# Squeak Smalltalk



## knotabot (Jun 7, 2009)

I was told that if I want to do things ASAP in programming with a limited background, try Object Oriented Programming.

Would Squeak be a good choice to begin in OOP?
http://www.squeak.org

They seem to have a lot of documentation and tutorials.

Thanks


----------



## rhyous (Jun 8, 2009)

I haven't heard of Squeak. 

Object oriented would be a good idea.  I would suggest you check out the first few chapters of the docs for a few languages: (for web) PHP, Perl, Ruby, (for compiled code) c++ with wxWidgets.

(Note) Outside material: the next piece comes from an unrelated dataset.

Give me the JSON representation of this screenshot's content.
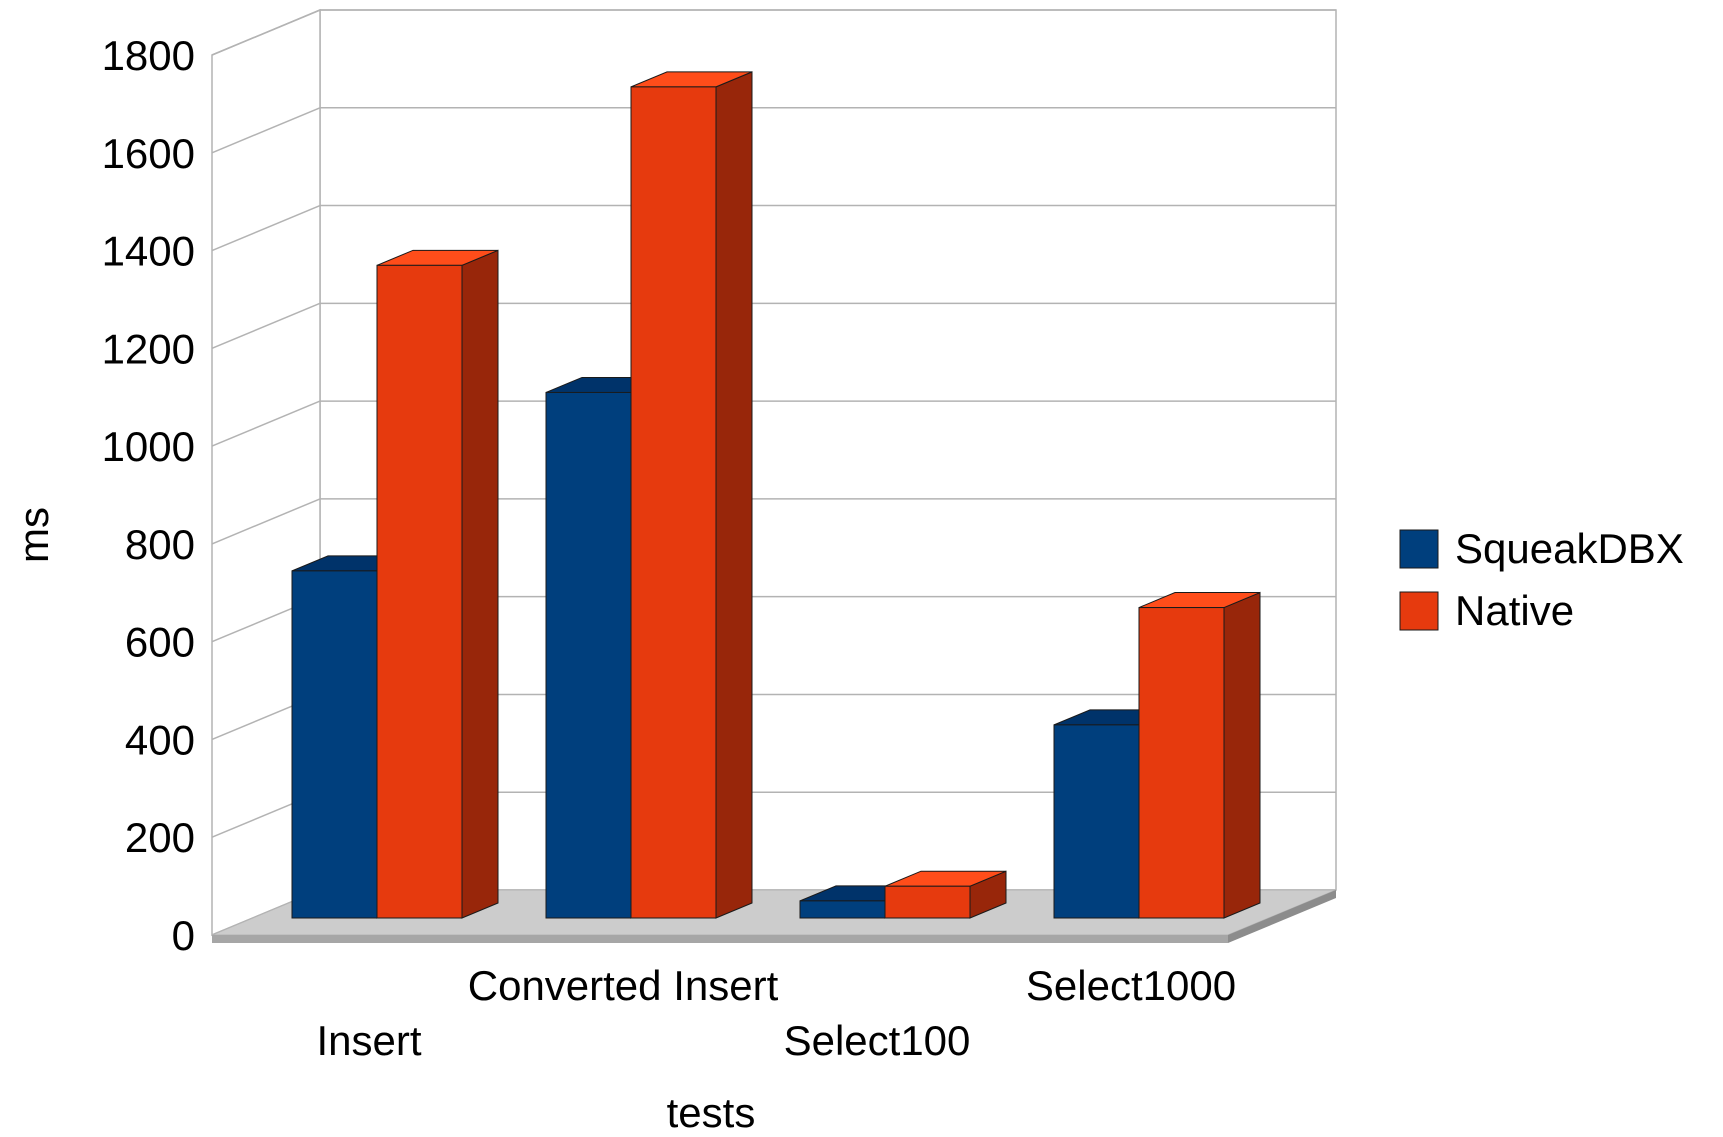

Squeak might be fine but as I haven't heard of it, how much support is there going exist out there for it?  How marketable would the language be?


----------



## LateNiteTV (Jun 8, 2009)

ive been using python for a few years and just bought a book on ruby last week. python is great, and from what i hear, ruby is pretty awesome as well.


----------



## mjkerpan (Jun 10, 2009)

Squeak is supposedly one of the better versions of Smalltalk available today. Many of the people who worked on the original Smalltalk at PARC back in the 70s and 80s have been involved in creating Squeak and it certainly looks good. Sadly, I don't really know Smalltalk and most of the materials about Squeak that I've found are mainly about it's primary role as a tool for teaching programming and computer literacy in elementary and middle schools... Going with a less "pure" OOP language to learn might be a good idea, then.


----------



## knotabot (Jun 12, 2009)

Some Tutorials:
http://wiki.squeak.org/squeak/792
http://www.dmu.com/squeak/sq0.html

A quote from this smalltalk tutorial:


> If you are used to programming in some other language, one of the things you'll find odd about Smalltalk is that you can run your code - all of it or just selected bits of it - whenever you like. You don't need to compile it. You don't need to select 'Run' from a menu. You don't even need to write a complete program. A single statement is enough.


http://www.bitwisemag.com/copy/programming/smalltalk/smalltalk1.html


----------